# Still getting used to Focus Areas on a7iii



## R0ck3tm@n (Jan 24, 2019)

What do you folks tend to use most?  

Switching to the a7iii from a 5Dmk3, this has been my greatest challenge.  I was always a manual focus point guy and just had the wheels down so well on my body, that I could find my point and nail the shot so well with my Canon.  

Now with the a7iii I find myself bouncing around and I'm never happy.  Sure with a still shot, it's easy, M.  The other day, for instance, I was a distance from my 2.5YO son jumping from the ottoman to the couch.  I was using the mode I keep hearing about other photographers using, "Wide", but it continually focused on the couch, wall, etc., and not him, the moving subject.  I quickly became frustrated as you have a small window before a 2.5YO does something different and you lose the shot altogether.  

I guess I just need to play more with moving subjects, admittedly I shoot mostly still.  Just wanted to gain your experiences.  Aside from this, I adore my a7iii and wouldn't trade it for the world.


----------



## VidThreeNorth (Jan 26, 2019)

Sony has announced a firmware update for the "a7iii" which is due around April:

*"Sony promises firmware updates for a7 III, a7R III and a9, improving AF", Published Jan 15, 2019 | Richard Butler, Dan Bracaglia*

"Sony promises firmware updates for a7 III, a7R III and a9, improving AF"

For now, I can say that the apparently, the "a7iii" will sometimes work better with "Continuous Auto-Focus" instead of "Single Auto-Focus" which is exactly the opposite of most cameras that I have used, so you might want to try that.  Also, it will not be a surprise that it tends to be lens dependent.

I think there's a "focus speed" adjustment too.  For still photography, turning that up a bit might help.  But for video, you will probably want to leave it at default or slower for a "professional focus pull" look.


----------



## VidThreeNorth (Jan 27, 2019)

I remembered this video (not too hard since it was recent) which was actually a comparison between the Sony a7iii and the Nikon Z6, but it shows a series of focus performance tests using a specific lens on both bodies.  In this case, it shows that the Z6 is better at "Single Autofocus" but that the Sony is so much better at "Continuous Autofocus" that it might has well just be used that way all the time.  But that is a particular lens.  My advice would be to look for tests of your favorite lens, or better still, set up a test of your own.

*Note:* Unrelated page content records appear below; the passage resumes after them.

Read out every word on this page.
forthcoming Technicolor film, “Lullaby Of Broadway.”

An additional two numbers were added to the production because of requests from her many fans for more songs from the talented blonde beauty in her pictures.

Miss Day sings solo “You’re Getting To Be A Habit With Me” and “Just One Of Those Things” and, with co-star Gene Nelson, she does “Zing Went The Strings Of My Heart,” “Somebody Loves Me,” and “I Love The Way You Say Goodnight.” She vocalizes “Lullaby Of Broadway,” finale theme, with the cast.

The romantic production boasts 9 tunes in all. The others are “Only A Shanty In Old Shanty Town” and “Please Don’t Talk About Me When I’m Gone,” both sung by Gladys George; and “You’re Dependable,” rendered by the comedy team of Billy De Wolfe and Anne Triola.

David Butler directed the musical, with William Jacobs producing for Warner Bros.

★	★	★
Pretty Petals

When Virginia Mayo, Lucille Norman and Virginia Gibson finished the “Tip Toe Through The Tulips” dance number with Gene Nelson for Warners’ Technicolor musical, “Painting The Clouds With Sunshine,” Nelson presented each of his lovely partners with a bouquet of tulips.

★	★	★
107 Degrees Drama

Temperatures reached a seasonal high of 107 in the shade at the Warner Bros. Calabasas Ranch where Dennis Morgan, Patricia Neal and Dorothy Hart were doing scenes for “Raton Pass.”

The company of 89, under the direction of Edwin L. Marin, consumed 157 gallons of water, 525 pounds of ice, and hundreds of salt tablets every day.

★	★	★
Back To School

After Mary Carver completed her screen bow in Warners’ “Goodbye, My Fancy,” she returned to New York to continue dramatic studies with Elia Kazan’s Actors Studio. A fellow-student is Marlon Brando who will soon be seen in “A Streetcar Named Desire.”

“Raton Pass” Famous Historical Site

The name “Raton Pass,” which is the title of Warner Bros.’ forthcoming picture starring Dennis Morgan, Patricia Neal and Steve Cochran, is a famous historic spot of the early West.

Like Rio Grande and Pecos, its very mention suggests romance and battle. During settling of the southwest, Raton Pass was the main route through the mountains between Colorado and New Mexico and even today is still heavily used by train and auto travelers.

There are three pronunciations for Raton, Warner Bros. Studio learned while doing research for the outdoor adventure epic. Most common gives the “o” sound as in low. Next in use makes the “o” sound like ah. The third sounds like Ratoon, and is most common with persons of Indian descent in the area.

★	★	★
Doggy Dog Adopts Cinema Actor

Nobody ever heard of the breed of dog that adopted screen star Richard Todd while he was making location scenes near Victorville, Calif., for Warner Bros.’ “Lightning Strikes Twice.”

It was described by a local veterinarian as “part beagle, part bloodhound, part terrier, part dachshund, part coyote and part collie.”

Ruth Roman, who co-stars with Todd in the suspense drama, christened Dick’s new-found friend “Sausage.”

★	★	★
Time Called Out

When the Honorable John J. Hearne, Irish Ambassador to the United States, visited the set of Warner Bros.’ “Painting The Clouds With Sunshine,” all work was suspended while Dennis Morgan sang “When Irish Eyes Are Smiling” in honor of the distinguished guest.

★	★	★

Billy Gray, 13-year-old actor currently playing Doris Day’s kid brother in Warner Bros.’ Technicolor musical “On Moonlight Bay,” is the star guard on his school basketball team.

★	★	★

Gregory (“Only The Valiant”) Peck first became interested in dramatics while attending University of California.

"Sony a7 III vs Nikon Z6 + Sigma Art 35mm FTZ vs Nikon 35mm f/1.8 S", posted by "Gerald Undone", Dec 9, 2018
"



"


----------



## lance70 (Feb 1, 2019)

R0ck3tm@n said:


> What do you folks tend to use most?
> 
> Switching to the a7iii from a 5Dmk3, this has been my greatest challenge.  I was always a manual focus point guy and just had the wheels down so well on my body, that I could find my point and nail the shot so well with my Canon.
> 
> ...



I use Cont AF for the mode, wide zone and lock-on AF expand flexible spot if someone is moving or an animal etc (put the focus point on your son with those settings and it should stay locked on and track him)...That's by far the most reliable for me when I can't pick up the eye with eye AF.


----------